В одиннадцать часов утра Микаэла потянулась, лежа на одеяле. Она проснулась на красивом лугу, над головой пели птицы, осиновые листья огненно сверкали в солнечном свете. Микаэла зевнула и улыбкой поприветствовала первые за три дня минуты отдыха.
Затем она перевернулась на спину и тут же насторожилась: Микаэла почувствовала, что она не одна. Смахнув с лица прядь волос, Микаэла подняла глаза и увидела перед собой Харрисона. Выражение его лица нельзя было назвать приветливым. Он присел возле нее на корточки. Микаэла прищурилась; Харрисон, всегда такой ухоженный, сейчас был весь покрыт слоем пыли, а его одежда была грязной и потной. Он больше походил на вооруженного и опасного бандита, чем на владельца солидной компании, – таким она его раньше не видела.
– Отдыхаешь? – спросил Харрисон холодно.
– Как ты узнал, что я здесь?
Она села и разгладила свою одежду, обхватила руками колени, чтобы унять дрожь. Она никак не ожидала, что Харрисон или кто-то еще обнаружит ее.
– Сломанные ветки, перевернутые камни – все следы недавние. Обычные вещи. Твой отец учил меня идти по следу, помнишь? А уж свежая банановая кожура совсем облегчила дело… Вопрос в том, почему ты здесь одна?
– Это не вопрос, а допрос.
– Ты права. Я хочу понять.
Микаэла попыталась приподняться, но Харрисон снова усадил ее на одеяло.
– Ты не сдвинешься с места. Пока мы не поговорим. Ты бегаешь от меня целых три дня…
– Может, я удовлетворила свою потребность в тестостероне.
– Ты имеешь в виду Галлахера? Обо мне речь идти не может, поскольку во мне есть эти «женские качества».
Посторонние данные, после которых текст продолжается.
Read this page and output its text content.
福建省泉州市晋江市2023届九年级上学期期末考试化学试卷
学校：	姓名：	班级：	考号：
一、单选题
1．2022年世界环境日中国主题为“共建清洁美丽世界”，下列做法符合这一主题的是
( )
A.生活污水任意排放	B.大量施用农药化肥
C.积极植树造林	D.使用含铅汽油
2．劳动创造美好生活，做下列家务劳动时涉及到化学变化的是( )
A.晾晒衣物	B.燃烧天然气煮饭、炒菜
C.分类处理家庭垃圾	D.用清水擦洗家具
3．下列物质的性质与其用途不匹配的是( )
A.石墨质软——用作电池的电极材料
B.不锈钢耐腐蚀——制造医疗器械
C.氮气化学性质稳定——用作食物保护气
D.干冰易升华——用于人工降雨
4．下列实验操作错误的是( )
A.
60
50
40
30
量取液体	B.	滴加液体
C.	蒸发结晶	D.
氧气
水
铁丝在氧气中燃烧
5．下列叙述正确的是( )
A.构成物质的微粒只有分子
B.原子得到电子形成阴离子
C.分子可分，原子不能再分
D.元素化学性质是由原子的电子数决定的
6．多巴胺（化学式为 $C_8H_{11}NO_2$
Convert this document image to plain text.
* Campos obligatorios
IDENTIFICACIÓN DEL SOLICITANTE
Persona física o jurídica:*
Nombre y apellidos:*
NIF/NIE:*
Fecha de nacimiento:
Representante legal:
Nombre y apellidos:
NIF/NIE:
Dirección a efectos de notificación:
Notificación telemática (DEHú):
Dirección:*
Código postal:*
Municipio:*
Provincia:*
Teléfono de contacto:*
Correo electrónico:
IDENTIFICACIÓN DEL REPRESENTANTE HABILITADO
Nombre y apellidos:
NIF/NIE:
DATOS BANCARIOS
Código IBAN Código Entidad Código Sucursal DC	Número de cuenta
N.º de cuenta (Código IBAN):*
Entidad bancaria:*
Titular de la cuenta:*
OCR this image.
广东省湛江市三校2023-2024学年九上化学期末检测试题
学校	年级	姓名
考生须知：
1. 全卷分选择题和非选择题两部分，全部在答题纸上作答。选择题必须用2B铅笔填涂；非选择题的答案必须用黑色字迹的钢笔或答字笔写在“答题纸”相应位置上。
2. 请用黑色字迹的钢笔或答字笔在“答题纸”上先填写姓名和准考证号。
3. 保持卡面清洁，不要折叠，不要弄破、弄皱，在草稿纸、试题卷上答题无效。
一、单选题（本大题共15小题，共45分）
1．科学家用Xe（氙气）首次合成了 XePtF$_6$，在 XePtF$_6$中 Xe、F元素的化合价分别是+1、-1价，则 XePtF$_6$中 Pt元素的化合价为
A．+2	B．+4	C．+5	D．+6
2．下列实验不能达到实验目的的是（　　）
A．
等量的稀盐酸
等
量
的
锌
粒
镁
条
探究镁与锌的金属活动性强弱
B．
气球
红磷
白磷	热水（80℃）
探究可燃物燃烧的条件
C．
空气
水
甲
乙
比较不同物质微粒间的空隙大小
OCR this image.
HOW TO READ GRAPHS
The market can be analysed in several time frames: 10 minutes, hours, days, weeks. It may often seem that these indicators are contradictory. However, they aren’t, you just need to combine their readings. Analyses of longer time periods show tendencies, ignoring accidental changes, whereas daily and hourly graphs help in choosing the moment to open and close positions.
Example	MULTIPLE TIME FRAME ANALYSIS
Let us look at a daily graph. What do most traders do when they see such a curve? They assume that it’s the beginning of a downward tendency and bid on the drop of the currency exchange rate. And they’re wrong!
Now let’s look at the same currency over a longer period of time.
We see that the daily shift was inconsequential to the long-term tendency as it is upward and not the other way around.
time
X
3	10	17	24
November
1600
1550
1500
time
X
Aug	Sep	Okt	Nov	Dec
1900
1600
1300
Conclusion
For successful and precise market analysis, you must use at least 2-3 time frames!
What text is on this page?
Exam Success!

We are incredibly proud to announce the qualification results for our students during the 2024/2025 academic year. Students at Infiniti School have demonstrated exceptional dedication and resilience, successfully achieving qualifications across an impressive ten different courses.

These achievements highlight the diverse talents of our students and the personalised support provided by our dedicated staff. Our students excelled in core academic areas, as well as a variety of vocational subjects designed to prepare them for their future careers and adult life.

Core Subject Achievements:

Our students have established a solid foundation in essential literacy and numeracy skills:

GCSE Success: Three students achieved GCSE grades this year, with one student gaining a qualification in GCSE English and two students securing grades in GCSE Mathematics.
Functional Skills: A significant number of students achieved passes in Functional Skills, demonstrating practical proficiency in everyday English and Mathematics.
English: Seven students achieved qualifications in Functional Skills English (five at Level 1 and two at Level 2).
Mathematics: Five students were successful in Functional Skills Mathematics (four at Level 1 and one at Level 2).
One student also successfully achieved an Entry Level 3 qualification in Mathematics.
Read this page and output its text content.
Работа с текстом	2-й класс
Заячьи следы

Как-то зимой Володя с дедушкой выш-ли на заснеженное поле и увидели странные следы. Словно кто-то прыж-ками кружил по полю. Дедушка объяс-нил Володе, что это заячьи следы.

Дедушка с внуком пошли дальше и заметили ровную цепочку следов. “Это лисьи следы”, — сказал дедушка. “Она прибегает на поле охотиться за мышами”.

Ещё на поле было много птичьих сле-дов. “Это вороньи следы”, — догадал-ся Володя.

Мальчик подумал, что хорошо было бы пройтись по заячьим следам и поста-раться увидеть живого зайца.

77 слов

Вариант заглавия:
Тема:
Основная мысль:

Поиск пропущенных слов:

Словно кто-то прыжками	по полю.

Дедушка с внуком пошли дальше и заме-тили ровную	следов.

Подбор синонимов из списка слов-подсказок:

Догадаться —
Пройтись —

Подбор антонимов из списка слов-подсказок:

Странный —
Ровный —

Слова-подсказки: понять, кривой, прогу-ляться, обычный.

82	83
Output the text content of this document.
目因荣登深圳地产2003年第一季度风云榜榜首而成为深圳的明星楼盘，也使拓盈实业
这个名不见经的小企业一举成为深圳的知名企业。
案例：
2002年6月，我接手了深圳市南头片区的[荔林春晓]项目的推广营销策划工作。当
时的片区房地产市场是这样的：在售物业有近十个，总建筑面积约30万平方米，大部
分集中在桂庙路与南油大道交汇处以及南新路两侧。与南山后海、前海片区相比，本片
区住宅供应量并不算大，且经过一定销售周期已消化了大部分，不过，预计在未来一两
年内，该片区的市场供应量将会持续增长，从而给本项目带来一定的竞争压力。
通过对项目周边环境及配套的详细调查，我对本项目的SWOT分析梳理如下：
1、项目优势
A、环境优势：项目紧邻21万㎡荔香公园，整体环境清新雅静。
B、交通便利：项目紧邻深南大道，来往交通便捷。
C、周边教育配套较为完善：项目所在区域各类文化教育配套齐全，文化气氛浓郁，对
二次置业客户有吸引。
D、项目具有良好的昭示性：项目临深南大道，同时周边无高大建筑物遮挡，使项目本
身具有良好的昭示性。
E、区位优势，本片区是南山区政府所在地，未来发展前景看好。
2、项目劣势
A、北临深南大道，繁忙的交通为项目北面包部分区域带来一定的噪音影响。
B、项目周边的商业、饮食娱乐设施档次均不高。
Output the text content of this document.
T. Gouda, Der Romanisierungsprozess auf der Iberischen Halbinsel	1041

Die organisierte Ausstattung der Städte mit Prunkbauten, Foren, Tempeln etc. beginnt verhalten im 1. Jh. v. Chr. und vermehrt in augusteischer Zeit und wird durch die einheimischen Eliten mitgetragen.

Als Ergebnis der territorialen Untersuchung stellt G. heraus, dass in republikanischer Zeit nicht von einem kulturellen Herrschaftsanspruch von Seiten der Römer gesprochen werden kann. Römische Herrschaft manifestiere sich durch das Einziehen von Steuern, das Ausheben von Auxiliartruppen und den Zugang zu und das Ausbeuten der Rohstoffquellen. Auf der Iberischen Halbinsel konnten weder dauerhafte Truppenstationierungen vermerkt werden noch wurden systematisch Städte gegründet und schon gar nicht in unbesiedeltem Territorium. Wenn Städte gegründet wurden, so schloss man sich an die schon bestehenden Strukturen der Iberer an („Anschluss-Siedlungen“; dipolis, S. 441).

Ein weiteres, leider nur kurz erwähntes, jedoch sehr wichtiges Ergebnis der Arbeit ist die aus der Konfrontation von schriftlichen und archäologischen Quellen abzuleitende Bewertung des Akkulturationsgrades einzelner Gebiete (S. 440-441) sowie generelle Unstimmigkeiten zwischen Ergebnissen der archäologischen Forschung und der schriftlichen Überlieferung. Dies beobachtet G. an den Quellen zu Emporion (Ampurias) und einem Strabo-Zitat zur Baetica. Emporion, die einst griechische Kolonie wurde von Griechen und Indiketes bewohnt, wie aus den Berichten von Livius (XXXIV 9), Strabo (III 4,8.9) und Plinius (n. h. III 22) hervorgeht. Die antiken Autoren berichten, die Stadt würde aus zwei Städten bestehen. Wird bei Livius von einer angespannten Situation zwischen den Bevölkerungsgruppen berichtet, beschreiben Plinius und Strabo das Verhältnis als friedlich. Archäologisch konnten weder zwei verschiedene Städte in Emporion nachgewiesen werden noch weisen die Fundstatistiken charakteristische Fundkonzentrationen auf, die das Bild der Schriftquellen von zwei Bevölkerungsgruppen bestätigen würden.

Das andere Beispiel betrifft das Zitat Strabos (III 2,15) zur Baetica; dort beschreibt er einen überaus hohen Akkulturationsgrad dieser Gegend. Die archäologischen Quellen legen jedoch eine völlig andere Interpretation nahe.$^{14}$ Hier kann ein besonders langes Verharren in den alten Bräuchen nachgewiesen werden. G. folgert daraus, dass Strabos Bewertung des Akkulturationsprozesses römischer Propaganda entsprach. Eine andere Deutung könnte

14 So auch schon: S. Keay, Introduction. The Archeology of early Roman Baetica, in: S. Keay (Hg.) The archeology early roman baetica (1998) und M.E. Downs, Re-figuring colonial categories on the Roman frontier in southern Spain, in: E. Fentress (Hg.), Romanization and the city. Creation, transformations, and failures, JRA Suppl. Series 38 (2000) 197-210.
Харрисону обычно удавалось контролировать свое мрачное настроение, но сейчас Микаэла ощущала, как его раздражение электризует золотистый осенний воздух, который готов был разразиться громом. Харрисон собирался давить, а Микаэле никогда не нравилось, когда на нее давили или пытались контролировать. Судя по его виду, он был готов пойти на конфликт. Но и ее настроение не было мирным, кроме того, Микаэле просто нужно было время, чтобы все обдумать. Когда Харрисон был рядом, серьезные мысли превращались в эмоции и инстинкты.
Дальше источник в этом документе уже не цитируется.